While the climbers were abuzz with this news, I overheard one climber who reached Gilmans Point on the crater rim being asked if he had had any trouble. He said he had many symptoms: headache, dizziness, and hallucinations. I would not have persisted if I had experienced the latter, a symptom of High Altitude Cerebral Edema (HACE), or swelling of the brain.

They don't publicize the statistics, but my informal and anecdotal survey suggests that on the order of 1000's attempt Mt. Kili, 100's actually arrive at the crater rim, and 10's die. I heard that eight people died in December during the millennial climb. One woman died of HAPE on January 1, after she and her husband insisted on continuing to climb against their guide's recommendation.


Admiring the Active of All Ages (2000-03-07/08)

Mamas on KilimanjaroAfter the stories of beasts, beatings, bribes, and bugs, I wanted to share more inspirational stories of east Africa.

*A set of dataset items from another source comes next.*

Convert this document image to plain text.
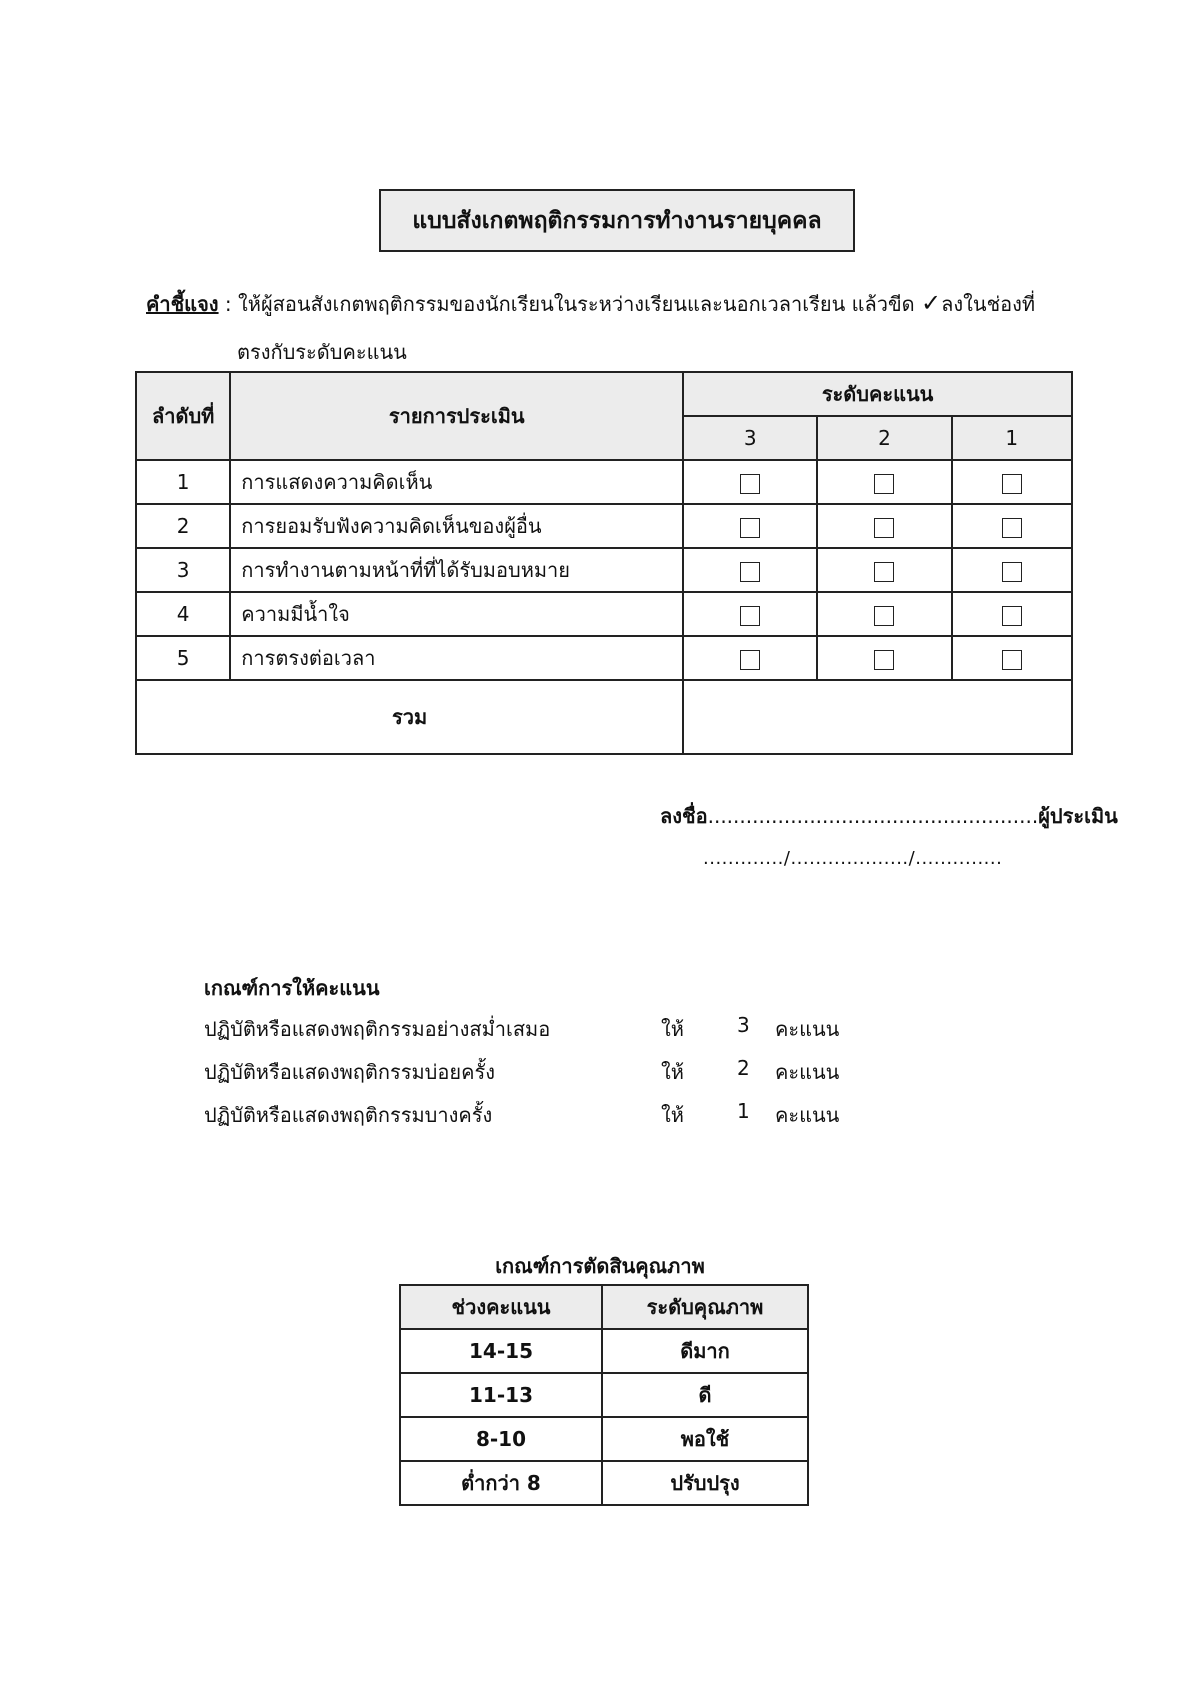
แบบสังเกตพฤติกรรมการทำงานรายบุคคล
คำชี้แจง : ให้ผู้สอนสังเกตพฤติกรรมของนักเรียนในระหว่างเรียนและนอกเวลาเรียน แล้วขีด ✓ลงในช่องที่
ตรงกับระดับคะแนน
ลำดับที่	รายการประเมิน	ระดับคะแนน		
		3	2	1
1	การแสดงความคิดเห็น			
2	การยอมรับฟังความคิดเห็นของผู้อื่น			
3	การทำงานตามหน้าที่ที่ได้รับมอบหมาย			
4	ความมีน้ำใจ			
5	การตรงต่อเวลา			
รวม				
ลงชื่อ....................................................ผู้ประเมิน
............./.................../..............
เกณฑ์การให้คะแนน
ปฏิบัติหรือแสดงพฤติกรรมอย่างสม่ำเสมอ	ให้	3 คะแนน
ปฏิบัติหรือแสดงพฤติกรรมบ่อยครั้ง	ให้	2 คะแนน
ปฏิบัติหรือแสดงพฤติกรรมบางครั้ง	ให้	1 คะแนน
เกณฑ์การตัดสินคุณภาพ
ช่วงคะแนน	ระดับคุณภาพ
14-15	ดีมาก
11-13	ดี
8-10	พอใช้
ต่ำกว่า 8	ปรับปรุง
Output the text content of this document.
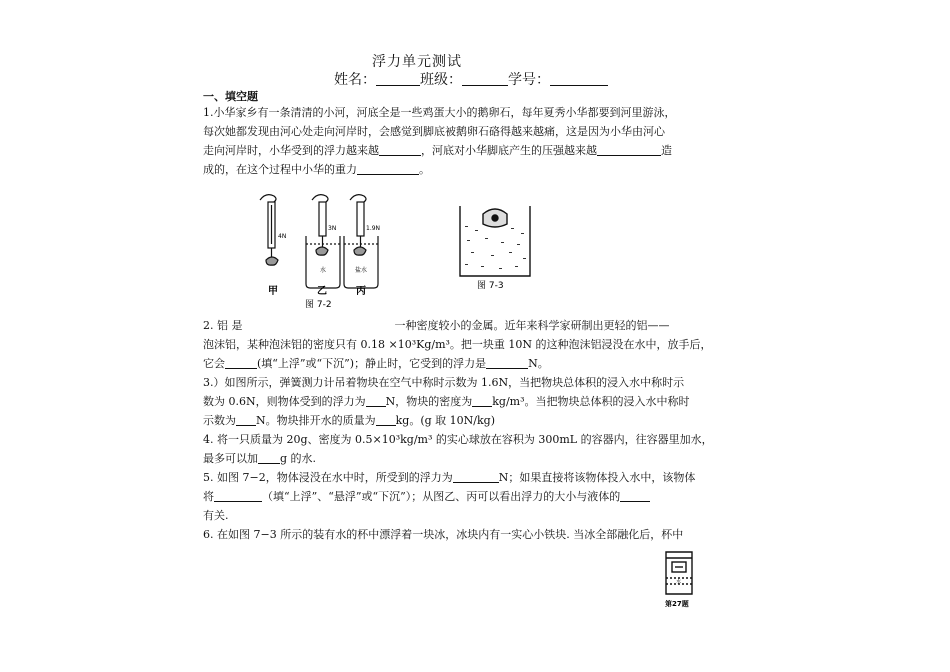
浮力单元测试
姓名：	班级：	学号：
一、填空题
1.小华家乡有一条清清的小河，河底全是一些鸡蛋大小的鹅卵石，每年夏秀小华都要到河里游泳，
每次她都发现由河心处走向河岸时，会感觉到脚底被鹅卵石硌得越来越痛，这是因为小华由河心
走向河岸时，小华受到的浮力越来越	，河底对小华脚底产生的压强越来越	造
成的，在这个过程中小华的重力	。
4N
3N	1.9N
水	盐水
甲	乙	丙
图 7-2
图 7-3
2. 铝 是	一种密度较小的金属。近年来科学家研制出更轻的铝——
泡沫铝，某种泡沫铝的密度只有 0.18 ×10³Kg/m³。把一块重 10N 的这种泡沫铝浸没在水中，放手后，
它会	(填“上浮”或“下沉”)；静止时，它受到的浮力是	N。
3.）如图所示，弹簧测力计吊着物块在空气中称时示数为 1.6N，当把物块总体积的浸入水中称时示
数为 0.6N，则物体受到的浮力为 N，物块的密度为 kg/m³。当把物块总体积的浸入水中称时
示数为 N。物块排开水的质量为 kg。(g 取 10N/kg)
4. 将一只质量为 20g、密度为 0.5×10³kg/m³ 的实心球放在容积为 300mL 的容器内，往容器里加水，
最多可以加 g 的水.
5. 如图 7−2，物体浸没在水中时，所受到的浮力为	N；如果直接将该物体投入水中，该物体
将	（填“上浮”、“悬浮”或“下沉”）；从图乙、丙可以看出浮力的大小与液体的
有关.
6. 在如图 7−3 所示的装有水的杯中漂浮着一块冰，冰块内有一实心小铁块. 当冰全部融化后，杯中
水
第27题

At Marangu Hotel I met Betty and Ruth. Betty Leavengood is a freelance writer from Arizona. (She is the author of Grand Canyon Women and Tucson Hiking Guide--in a second edition.) She and her friend, Ruth, were "the two mamas." ("Mama" is a respectful form of address for any women old enough to have children). Betty and Ruth climbed Mount Kilimanjaro at the same time I did--to more than 4 500 m at the saddle between Kibo and Mawenzi. I was able to take a picture at Mandara with Ruth on the left and Betty on the right.

Betty says, "We old folks should give you youngsters hope for your old age." They gave me hope, at least. After climbing Kilimanjaro, Ruth went to Haiti. Betty wrote:
My friend Ruth had a great time in Haiti. To her, having a great time means being dumped in the middle of nowhere by the jeep driver supposedly taking her to a hotel in another town. He got angry and left her and her daughter. They were rescued by a policeman.
At the time Betty was working on another book about Arizona's mountaintops. She also planned a backpacking trip in the Grand Canyon over Easter.

Wanting Longer in Africa (2000-03-06)

This is another story of Africa in March 2000: My business partner and I worked together at a civil engineering consulting firm in Bellevue, WA, before we started our current software development company. I've long loved travel, and it was while working at the consulting firm that I took a month off to go to east Africa. We were working on a telecommunications project at the time, and a month was all we could spare--not the six weeks I wanted. (Unlike my trip to Paris, we didn't determine a way to work abroad.) On the fifth day of my trip I sent this email message:
It hasn't rained for the last two days. I booked a Mt. Kili climb and a safari. The rain won't stop the Land Rovers on the latter. I just hope that I can work a camera with the remaining arm and leg after I've paid for it. In anticipation of the rain, and because KLM lost my tent somewhere, and because the known trustworthy trip agent is high-end, I'm going on the hut/lodge variety, rather than the budget tent variety of trek.
Are you *sure* that an extra two weeks here would put our work behind? :-)
I came back to Bellevue as planned at the end of March. Upon returning to the office, I learned that there was a stop-work order on the telecommunications project!